Dans une île où les colons n’avaient aucun accès à la gestion des affaires de la colonie avant 1789, la Révolution avait introduit le principe de représentation locale avec la mise en place des Assemblées coloniales, sur une base élective. Mais avec la Déclaration des Droits de l’Homme votée en août 1789, la possibilité d’une abolition était devenue réelle.
La société coloniale esclavagiste différenciait les groupes qui la constituaient à travers une ségrégation entre les Blancs, planteurs, négociants, administrateurs, et les autres groupes, les classes laborieuses, principalement constituées des « libres de couleur », et des esclaves noirs. Cette différenciation permettait de verrouiller l’accès à la propriété et de restreindre la participation politique au profit des Blancs. Ainsi, ce n’était pas simplement les implications économiques d’une telle mesure, avec une économie de plantation qui reposait exclusivement sur la main d’œuvre servile qui faisait trembler les colons, mais c’était aussi tout l’ordre issu de cette catégorisation sociale qui était désormais remis en cause avec la perspective d’émancipation des esclaves.
À cette époque, le contexte local était particulier. L’île était soumise au blocus anglais provoqué par la guerre entre la France et l’Angleterre. De plus, l’annonce des troubles survenus aux Antilles, en août 1791 n’avait fait qu’exacerber les tensions. En effet, une violente insurrection avait éclaté à Saint-Domingue, colonie française des Antilles la plus prospère d’outre-mer grâce à ses plantations de café, de canne à sucre et à ses nombreux esclaves. Esclaves noirs et affranchis revendiquaient la liberté et l’égalité des droits avec les citoyens blancs. Une longue et meurtrière guerre, qui fut aussi la plus grande révolte servile de l’Histoire, mena finalement à l’Indépendance de l’île.
L’insurrection de Saint Domingue fit craindre à l’Isle de France que la même chose puisse se produire dans la colonie, et les conduisit à durcir leurs positions envers les esclaves et à renforcer la chasse aux marrons. Et c’est cette même insurrection qui fut à l’origine du décret de la Convention de février 1794, visant à étendre l’émancipation à toutes les colonies et qui dans la foulée, abolit également la traite.

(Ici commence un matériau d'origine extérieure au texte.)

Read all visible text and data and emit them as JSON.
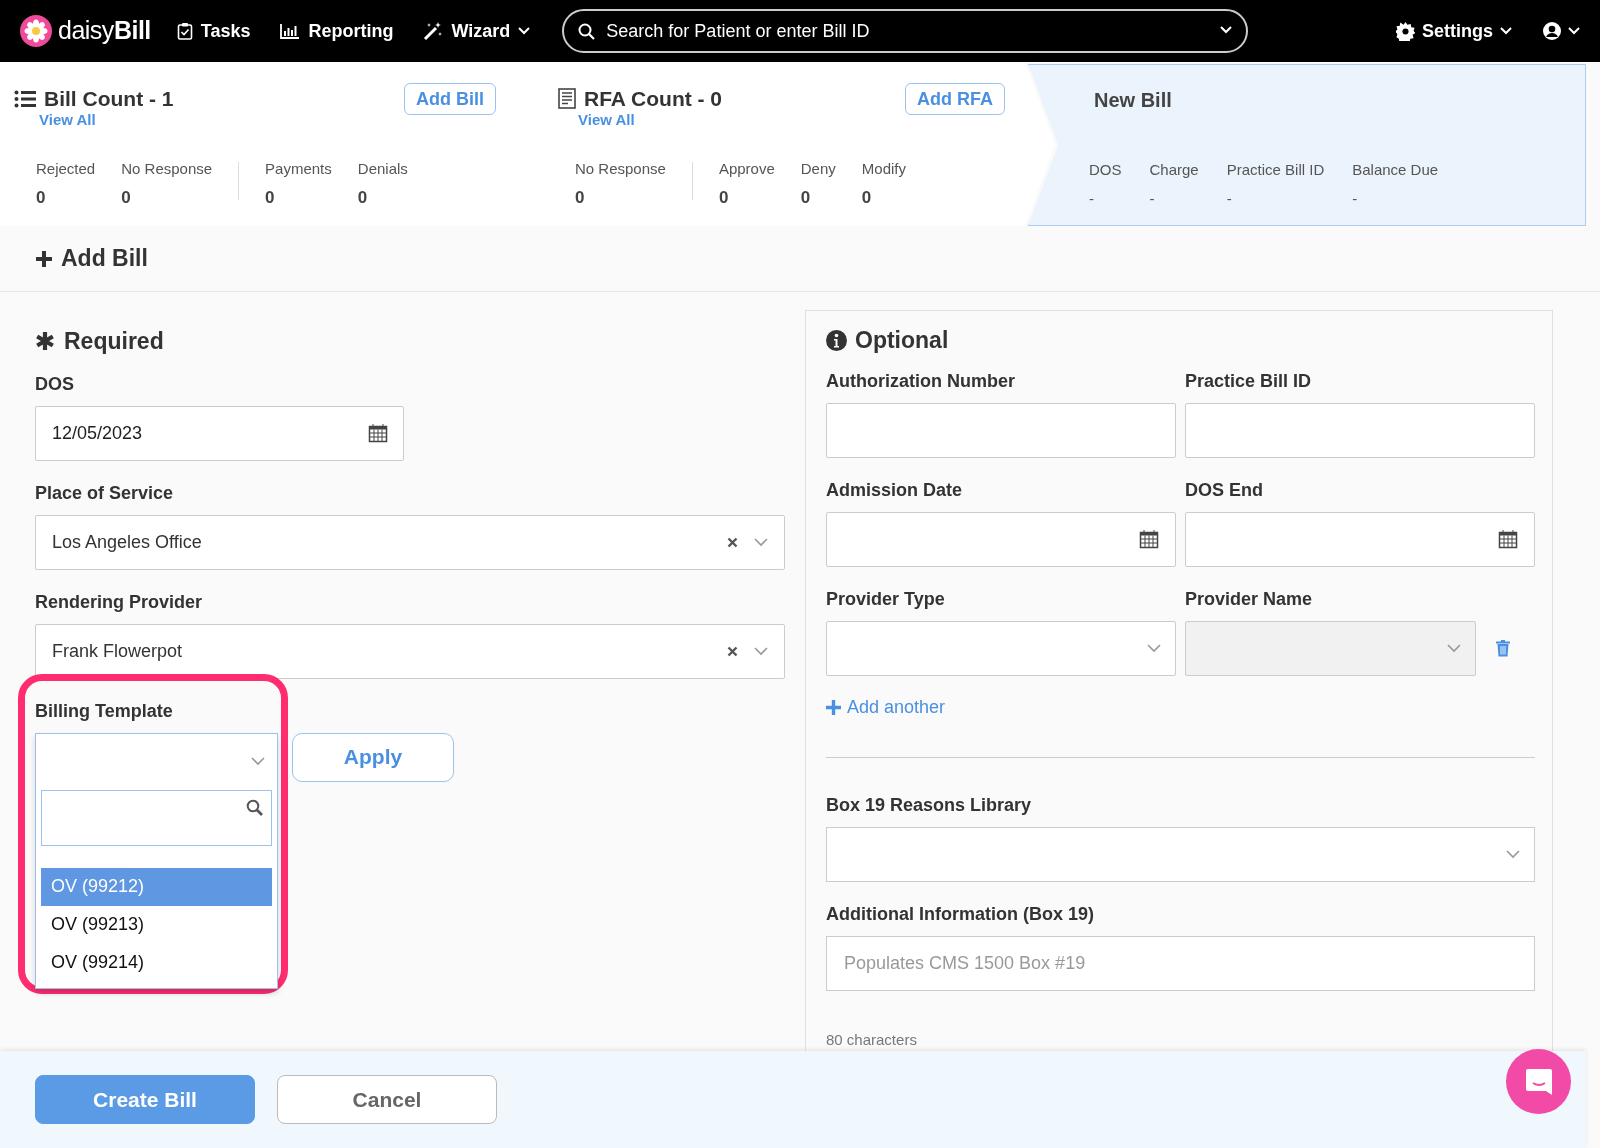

La question de l’abolition devint alors indissociable de la préoccupation de maintenir l’ordre public dans la colonie. Les colons craignaient même que l’Angleterre ne prenne avantage de l’abolition pour tenter de s’emparer de l’île. Pour eux, l’enjeu de l’abolition devint aussi un mode de différenciation face au pouvoir central. Les îles de l’océan Indien conservèrent donc l’esclavage, malgré l’illégalité de la pratique, sans toutefois avoir recours à la traite qui ne fut réinstaurée qu’une dizaine d’année plus tard, au début du 19e siècle, sous l’administration du général Decaen.
Entretemps, l’Assemblée coloniale était devenue toute puissante et sa mainmise sur l’administration de la colonie se traduisit par l’expulsion manu militari des agents du Directoire venus dans l’île en 1796 pour mettre à exécution le projet d’abolition.
Ainsi, le 18 juin 1796, une flottille de frégates constituée de La Forte, La Seine, La Vertu et La Régénérée, sous le commandement du contre-amiral marquis de Sercey, commandant des forces navales de l’océan Indien contre les Anglais, avec 800 hommes de troupe, fit son entrée dans la rade de Port-Louis. à bord d’un des navires se trouvaient René Gaston Baco et Etienne Burnel, agents du Directoire ayant pour instruction de dissoudre l’Assemblée coloniale et d’appliquer le décret d’abolition.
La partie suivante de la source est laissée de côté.